WASHINGTON–President Trump has moved to eliminate a number of the laws and regulations passed in the wake of the Great Recession, including rules that reduce oversight of Wall Street and potentially credit unions that were part of the Dodd-Frank Act.
Separately, Trump also signed an order that seeks to put an end to a Labor Department rule that requires brokers to exercise a fiduciary duty of acting in a client’s best interests, rather than acting to profit themselves, when providing retirement advice. While saying it supports the intent of the Labor Department rule, CUNA praised the move to delay it, saying it’s too complex.
The president signed an executive order that calls for a financial system that is overseen by “efficient, effective and appropriately tailored” regulations. CUNA said the order is consistent with its Campaign for Common-Sense Regulation, which seeks to relieve regulatory burdens to better allow local institutions like credit unions to make decisions that best suit their communities.
“We appreciate the administration’s direction to ensure that regulations are appropriately tailored to target those harming consumers and to provide more consideration to the impact of these regulations on American consumers,” said CUNA President/CEO Jim Nussle in a statement. “The current one-size-fits-all style of regulation does not work for Main Street – local credit unions, small banks, and the consumers and small businesses they serve. We’re hopeful that the core principles spelled out today will help ensure community financial institutions and the millions of Americans that rely on them are able to operate in a more favorable environment. We stand willing to work with the administration and Congress to make appropriate changes to achieve these goals.”
NAFCU Weighs In
NAFCU President and CEO Dan Berger, meanwhile, called on the trade group’s membership to lobby lawmakers to repeal of the Durbin debit interchange amendment.

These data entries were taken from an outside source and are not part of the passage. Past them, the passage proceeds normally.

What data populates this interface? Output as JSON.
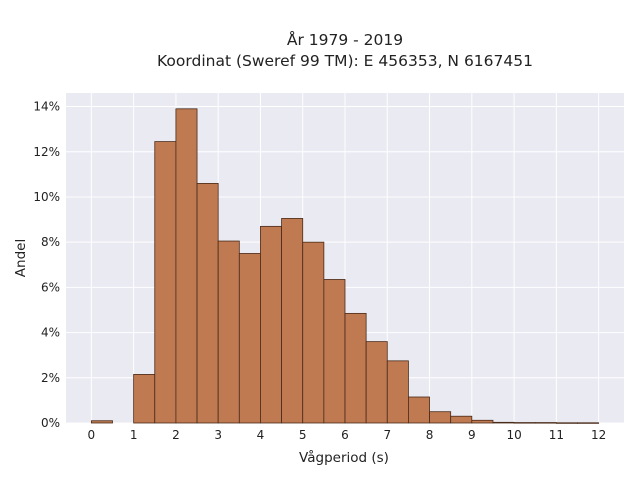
{
  "chart_data": {
    "type": "bar",
    "title_line1": "År 1979 - 2019",
    "title_line2": "Koordinat (Sweref 99 TM): E 456353, N 6167451",
    "xlabel": "Vågperiod (s)",
    "ylabel": "Andel",
    "bin_width": 0.5,
    "bins": [
      {
        "x0": 0.0,
        "x1": 0.5,
        "value": 0.1
      },
      {
        "x0": 1.0,
        "x1": 1.5,
        "value": 2.15
      },
      {
        "x0": 1.5,
        "x1": 2.0,
        "value": 12.45
      },
      {
        "x0": 2.0,
        "x1": 2.5,
        "value": 13.9
      },
      {
        "x0": 2.5,
        "x1": 3.0,
        "value": 10.6
      },
      {
        "x0": 3.0,
        "x1": 3.5,
        "value": 8.05
      },
      {
        "x0": 3.5,
        "x1": 4.0,
        "value": 7.5
      },
      {
        "x0": 4.0,
        "x1": 4.5,
        "value": 8.7
      },
      {
        "x0": 4.5,
        "x1": 5.0,
        "value": 9.05
      },
      {
        "x0": 5.0,
        "x1": 5.5,
        "value": 8.0
      },
      {
        "x0": 5.5,
        "x1": 6.0,
        "value": 6.35
      },
      {
        "x0": 6.0,
        "x1": 6.5,
        "value": 4.85
      },
      {
        "x0": 6.5,
        "x1": 7.0,
        "value": 3.6
      },
      {
        "x0": 7.0,
        "x1": 7.5,
        "value": 2.75
      },
      {
        "x0": 7.5,
        "x1": 8.0,
        "value": 1.15
      },
      {
        "x0": 8.0,
        "x1": 8.5,
        "value": 0.5
      },
      {
        "x0": 8.5,
        "x1": 9.0,
        "value": 0.3
      },
      {
        "x0": 9.0,
        "x1": 9.5,
        "value": 0.12
      },
      {
        "x0": 9.5,
        "x1": 10.0,
        "value": 0.03
      },
      {
        "x0": 10.0,
        "x1": 10.5,
        "value": 0.02
      },
      {
        "x0": 10.5,
        "x1": 11.0,
        "value": 0.02
      },
      {
        "x0": 11.0,
        "x1": 11.5,
        "value": 0.01
      },
      {
        "x0": 11.5,
        "x1": 12.0,
        "value": 0.01
      }
    ],
    "xlim": [
      -0.6,
      12.6
    ],
    "ylim": [
      0,
      14.6
    ],
    "x_ticks": [
      0,
      1,
      2,
      3,
      4,
      5,
      6,
      7,
      8,
      9,
      10,
      11,
      12
    ],
    "x_tick_labels": [
      "0",
      "1",
      "2",
      "3",
      "4",
      "5",
      "6",
      "7",
      "8",
      "9",
      "10",
      "11",
      "12"
    ],
    "y_ticks": [
      0,
      2,
      4,
      6,
      8,
      10,
      12,
      14
    ],
    "y_tick_labels": [
      "0%",
      "2%",
      "4%",
      "6%",
      "8%",
      "10%",
      "12%",
      "14%"
    ],
    "grid": true,
    "colors": {
      "bar_fill": "#bf7a52",
      "bar_stroke": "#4a2a18",
      "plot_bg": "#eaeaf2",
      "grid": "#ffffff"
    }
  }
}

The 2017 “Financial CHOICE Act,” which could be introduced in the coming weeks, is expected to include a provision to repeal the amendment, which was included as a late addition to the 2010 Dodd-Frank Act, NAFCU noted.
“As you know, NAFCU continues to push for repeal of the failed Durbin debit interchange amendment and to fight against any efforts to expand interchange price caps to credit cards,” Berger said. “Now, we need your help.”
Berger explained that the merchant community has made keeping the Durbin amendment intact as their No. 1 target, and they are lobbying the Hill to drop the repeal from the bill.
The president signed a directive that calls for a significant rewriting of major portions of Dodd-Frank saying it will ease constraints on banks and enable them to lend more to companies, which in turn will then hire more workers, Trump said.
“We expect to be cutting a lot out of Dodd-Frank because frankly, I have so many people, friends of mine that had nice businesses, they can’t borrow money,” Trump said during a meeting with business leaders. “They just can’t get any money because the banks just won’t let them borrow it because of the rules and regulations in Dodd-Frank.”
At nearly the same time the president was issuing his order, the Senate voted 52 to 47 to void the rule in Dodd Frank that requires oil companies to publicly disclose payments they make to governments when developing resources around the world. The House had earlier voted to also repeal the rule.
The Republicans have said their overall goal is to “repeal and replace” Dodd Frank, and have also been reviewing ways to use the budget process to defund certain portions of the law.
In response to the executive order ordering the Department of Labor to stop its fiduciary rule implementation and review the regulation in its entirety, CUNA said it supports the goal of the rule to protect investors, but has concerns that regulatory burdens and complexity associated with this rule could make it more difficult for consumers of all means to receive support planning for their financial future from credit union service organizations and some credit unions.
“CUNA welcomes the administration’s announced delay of the Department of Labor’s fiduciary rule,” said Ryan Donovan, CUNA chief advocacy officer, in a statement. “While CUNA appreciates that DOL provided some of our requested clarifications in their final rule, we remain concerned that all members should have the ability to receive help saving and planning for the future, without unnecessary regulatory barriers. We believe a delayed implementation would benefit credit union members as it would allow DOL to consider more closely the potential unnecessary adverse impacts of the rule.”
The DOL’s rule, finalized in April 2016, defines who is a “fiduciary” of an employee benefit plan, adding brokers and advisers providing advice to individual retirement accounts.